12 October 2010

health care meme, dead on arrival



Considering it's actually far more common for Americans to go abroad to get dental surgery (to India or Eastern Europe) than it is Canadians to come here to get health care.... I was kind of wondering when this would come up as a proven myth. I don't think I've ever bought this hype, simply because it was easy enough to see Americans trying to buy pills from Canada or Australia or England and being foiled by our protectionism of American pharmaceutical firms and wonder what else was wrong with this direction of the flow perspective that people have for American health care. The real appeal of this as hype was to continue to convince people that America was exceptional because obviously we must have wonderful health care if people were coming here to use it instead of their silly socialistic systems.

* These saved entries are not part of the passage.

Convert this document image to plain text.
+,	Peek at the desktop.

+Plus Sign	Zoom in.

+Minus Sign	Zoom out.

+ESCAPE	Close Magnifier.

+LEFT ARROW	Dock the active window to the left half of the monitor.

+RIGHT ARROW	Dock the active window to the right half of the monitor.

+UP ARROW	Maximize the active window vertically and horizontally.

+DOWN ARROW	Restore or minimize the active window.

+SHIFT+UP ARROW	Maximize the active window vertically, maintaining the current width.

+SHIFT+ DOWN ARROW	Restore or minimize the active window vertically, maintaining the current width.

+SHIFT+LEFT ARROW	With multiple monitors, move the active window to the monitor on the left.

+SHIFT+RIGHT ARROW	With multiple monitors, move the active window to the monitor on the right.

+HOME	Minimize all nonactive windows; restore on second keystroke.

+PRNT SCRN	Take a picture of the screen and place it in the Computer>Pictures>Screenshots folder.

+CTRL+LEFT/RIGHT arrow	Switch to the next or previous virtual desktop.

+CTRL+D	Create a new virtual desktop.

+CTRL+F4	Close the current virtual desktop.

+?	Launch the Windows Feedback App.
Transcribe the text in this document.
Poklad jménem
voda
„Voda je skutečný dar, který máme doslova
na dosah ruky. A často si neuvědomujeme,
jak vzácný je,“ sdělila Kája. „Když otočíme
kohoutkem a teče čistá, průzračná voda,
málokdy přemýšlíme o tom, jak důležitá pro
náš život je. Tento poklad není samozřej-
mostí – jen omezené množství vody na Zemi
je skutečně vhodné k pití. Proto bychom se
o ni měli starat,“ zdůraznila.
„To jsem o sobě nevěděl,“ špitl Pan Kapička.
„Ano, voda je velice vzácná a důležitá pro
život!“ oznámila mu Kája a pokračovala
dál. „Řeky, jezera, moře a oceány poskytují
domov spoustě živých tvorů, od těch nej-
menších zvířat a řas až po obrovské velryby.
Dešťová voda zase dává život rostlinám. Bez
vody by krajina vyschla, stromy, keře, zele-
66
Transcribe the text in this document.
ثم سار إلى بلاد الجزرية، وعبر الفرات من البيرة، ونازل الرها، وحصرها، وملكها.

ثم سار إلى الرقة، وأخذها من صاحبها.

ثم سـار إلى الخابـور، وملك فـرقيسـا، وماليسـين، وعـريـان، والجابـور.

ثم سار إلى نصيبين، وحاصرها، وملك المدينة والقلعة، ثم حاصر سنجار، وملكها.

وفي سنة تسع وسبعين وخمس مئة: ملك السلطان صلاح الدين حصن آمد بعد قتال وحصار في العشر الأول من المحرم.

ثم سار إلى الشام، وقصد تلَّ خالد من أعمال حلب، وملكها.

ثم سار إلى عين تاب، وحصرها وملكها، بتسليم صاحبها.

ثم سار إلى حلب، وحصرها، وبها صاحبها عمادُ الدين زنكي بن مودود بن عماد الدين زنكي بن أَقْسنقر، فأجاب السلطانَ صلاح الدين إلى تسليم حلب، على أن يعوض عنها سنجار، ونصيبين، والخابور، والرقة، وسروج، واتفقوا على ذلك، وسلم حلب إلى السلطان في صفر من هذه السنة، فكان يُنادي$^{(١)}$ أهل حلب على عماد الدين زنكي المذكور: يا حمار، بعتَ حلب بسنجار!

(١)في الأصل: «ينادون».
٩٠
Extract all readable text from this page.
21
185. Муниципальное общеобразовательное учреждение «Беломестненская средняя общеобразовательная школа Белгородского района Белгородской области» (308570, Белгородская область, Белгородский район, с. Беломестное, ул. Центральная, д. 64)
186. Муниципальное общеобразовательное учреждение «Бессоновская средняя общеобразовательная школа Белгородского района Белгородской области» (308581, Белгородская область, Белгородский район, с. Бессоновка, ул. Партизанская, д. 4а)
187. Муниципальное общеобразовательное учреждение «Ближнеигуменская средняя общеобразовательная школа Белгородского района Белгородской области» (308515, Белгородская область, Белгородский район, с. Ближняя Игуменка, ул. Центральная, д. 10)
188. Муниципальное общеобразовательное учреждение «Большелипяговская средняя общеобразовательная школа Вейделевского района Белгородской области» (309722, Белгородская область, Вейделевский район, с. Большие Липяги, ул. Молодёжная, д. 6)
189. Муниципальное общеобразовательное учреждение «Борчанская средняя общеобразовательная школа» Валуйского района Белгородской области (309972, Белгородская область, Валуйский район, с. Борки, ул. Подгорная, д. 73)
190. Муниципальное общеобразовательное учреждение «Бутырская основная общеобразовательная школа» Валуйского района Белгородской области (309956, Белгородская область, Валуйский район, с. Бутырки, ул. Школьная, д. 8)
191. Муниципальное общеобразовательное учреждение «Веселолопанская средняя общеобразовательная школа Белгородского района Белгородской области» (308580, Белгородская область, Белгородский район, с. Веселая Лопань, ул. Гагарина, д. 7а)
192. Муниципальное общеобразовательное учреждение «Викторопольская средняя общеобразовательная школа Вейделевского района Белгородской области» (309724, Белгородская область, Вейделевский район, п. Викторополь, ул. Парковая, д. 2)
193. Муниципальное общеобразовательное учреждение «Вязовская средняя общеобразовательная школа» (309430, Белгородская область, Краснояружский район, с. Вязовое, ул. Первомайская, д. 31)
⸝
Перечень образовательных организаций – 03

I still think those socialistic systems are silly myself, but I'm not convinced that our system is so wonderful that it wouldn't have been potentially improved by adopting some manner of their operations. I prefer something a little more like a free market, which, contrary to popular belief, we haven't really tried in the modern era for a whole litany of reasons. But that would require blowing up a lot of sacred cows to the American way of life (employer provided health benefits, first dollar health insurance/prepaid health care in my view, most medical licensing laws, etc). And obviously the American people were not prepared to do these things over the last year, much less the last several decades where they installed and perpetuated these things as the cornerstones of the health care system that we desired rather than as the fundamentally flawed aspects of a system that cannot sustain itself that they really are. If we really wanted Canadians to come here instead for competitive world-class medical care, we'd have fixed this stuff, or abandoned it in favor of the direction that it more obviously heads (ie, that silly socialistic stuff).